Tape Letters from the Waiting Room

Psyché Tropes / TROPES007 / LP / DL

 
Mark Vernon’s expanded soundtrack to the award-winning film by Steven McInerney. Heavyweight vinyl mastered by Rashad Becker. Comes with a 12-inch 16mm strip of found footage from the film.

An existential drama exploring the universal themes of death and rebirth. Tape Letters from the Waiting Room is an experiment in film archaeology and magnetic memory as it navigates past life experiences. Shifting in succession from the mundane to the metaphysical, the film is composed of extant 16mm found footage from the past century. The original soundtrack by Mark Vernon encompasses a rich collection of domestic tape recordings; audio letters, dictated notes, found sounds and other lost voices.

Available to buy here.

All tracks composed and recorded by Mark Vernon.
Mastered by Rashad Becker.
Lacquer cut by Ruy Mariné at Dubplates & Mastering.
Artwork and design by Steven McInerney.

Screenings:
IKLECTIK, TROPES007 Album Launch (Extended cut with live Soundtrack) January 2022
Istanbul International Experimental Film Festival (In Competition, Turkey) November 2021
MICE – 16ª Mostra Internacional de Cinema Etnográfico (Official Selection, Spain) April 2021
9th International Video Poetry Festival (Official Selection, Greece) June 2021
ULTRAcinema 20 (Official Selection, Mexico) November 2020
Proceso de Error 2020 (In Competition, Chile) October 2020
Family Film Project #9 (Honorable Mention, Premiere. Portugal) October 2020
The Delaware Road (Pre-release, extended cut with live Soundtrack) August 2019

Reviews:

“A world in motion where eroded reels and manipulations create intense affecting mindscapes…”
Daniel Crokaert, Unfathomless

“Disembodied voices, ambiguous fragmented stories from abandoned tapes, backwards tapes and chilling atmospheric moments, all amounting to a suitably unsettling sojourn in this strange world that lies beyond the Veil of Tears. … although this LP is thrillingly weird, what comes over in the final analysis is a sense of longing, regret, nostalgia for the past, and sympathy for our dead relatives and forebears, some of whom appear wreathed in misery and trapped in an endless loop of reliving their past sins. Vernon has consistently exhibited this compassion and warmth, this connection to humanity, throughout all of his unique work, and this is further evidence of it.”
Ed Pinsent, Sound Projector (June 2023)


Reviews in Full

“More enjoyable to my macabre ears is Tape Letters From The Waiting Room (PSYCHÉ TROPES TROPES007). Even before you play it, you can tell from that title alone, and the eerie cover image, that we’re pretty much getting a semi-occult transmission here, messages from the beyond, delivered by séance and psychic forces. Vernon’s music here was composed as the soundtrack to a film created by Steven McInnery, a cinematic work which received several citations at experimental film festivals in 2020 and 2021, and was apparently made entirely by splicing together segments of found 16mm footage. McInnery intended to author an “existential drama” and explicitly wanted to explore themes of “death and rebirth” with his edits. I never saw the movie, but it’s evident that Vernon’s sounds here are in total sympathy with the project, taking the listener directly into a strange, spooked-out paranormal world from the instant the stylus hits the grooves. Disembodied voices, ambiguous fragmented stories from abandoned tapes (see Time Deferred, above), backwards tapes and chilling atmospheric moments, all amounting to a suitably unsettling sojourn in this strange world that lies beyond the Veil of Tears. Even Vernon’s track titles are evocative and poetic, for instance ‘A Photograph of a Photograph’ alluding to the mysteries that can be induced by the mechanics of refilming (and indeed reprocessing magnetic tapes, a process that he knows so well); or ‘Beforetime Guests’, a very lyrical way of alluding to the dead visitors arriving at the séance in the form of floating ghastly heads or ectoplasmic manifestations.

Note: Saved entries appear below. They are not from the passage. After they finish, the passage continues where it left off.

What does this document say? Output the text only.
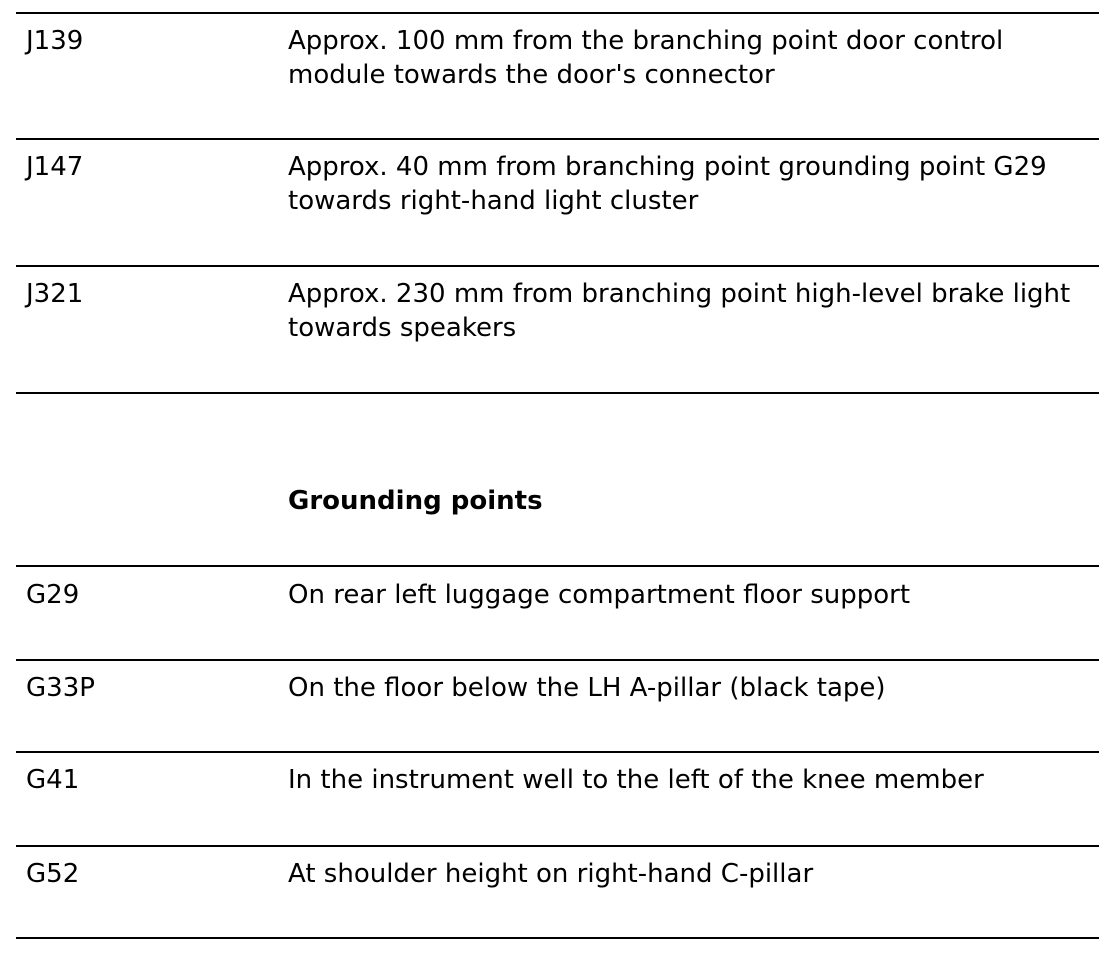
J139	Approx. 100 mm from the branching point door control module towards the door's connector
J147	Approx. 40 mm from branching point grounding point G29 towards right-hand light cluster
J321	Approx. 230 mm from branching point high-level brake light towards speakers
Grounding points
G29	On rear left luggage compartment floor support
G33P	On the floor below the LH A-pillar (black tape)
G41	In the instrument well to the left of the knee member
G52	At shoulder height on right-hand C-pillar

In my mind I can’t help connecting this LP to certain records by the Italian artiste Simon Balestrazzi, who has likewise revealed a penchant for the supernatural and the occult in his work, using the tape machine and processed drones as his private portal to visit the “other side”; one excellent example (and a favourite of mine) is the Candor Chasma collaboration, a very evocative set in which it appeared to be possible to travel time to visit certain famous mystics and visionaries of the past. However, Mark Vernon might not exhibit the exact same relish for the supernatural; although this LP is thrillingly weird, what comes over in the final analysis is a sense of longing, regret, nostalgia for the past, and sympathy for our dead relatives and forebears, some of whom appear wreathed in misery and trapped in an endless loop of reliving their past sins. Vernon has consistently exhibited this compassion and warmth, this connection to humanity, throughout all of his unique work, and this is further evidence of it. Vinyl release; issued with a section of 16mm film in the sleeve. Scry your own copy with a magnifying glass to reveal your own personal ghosts lurking in the frames.”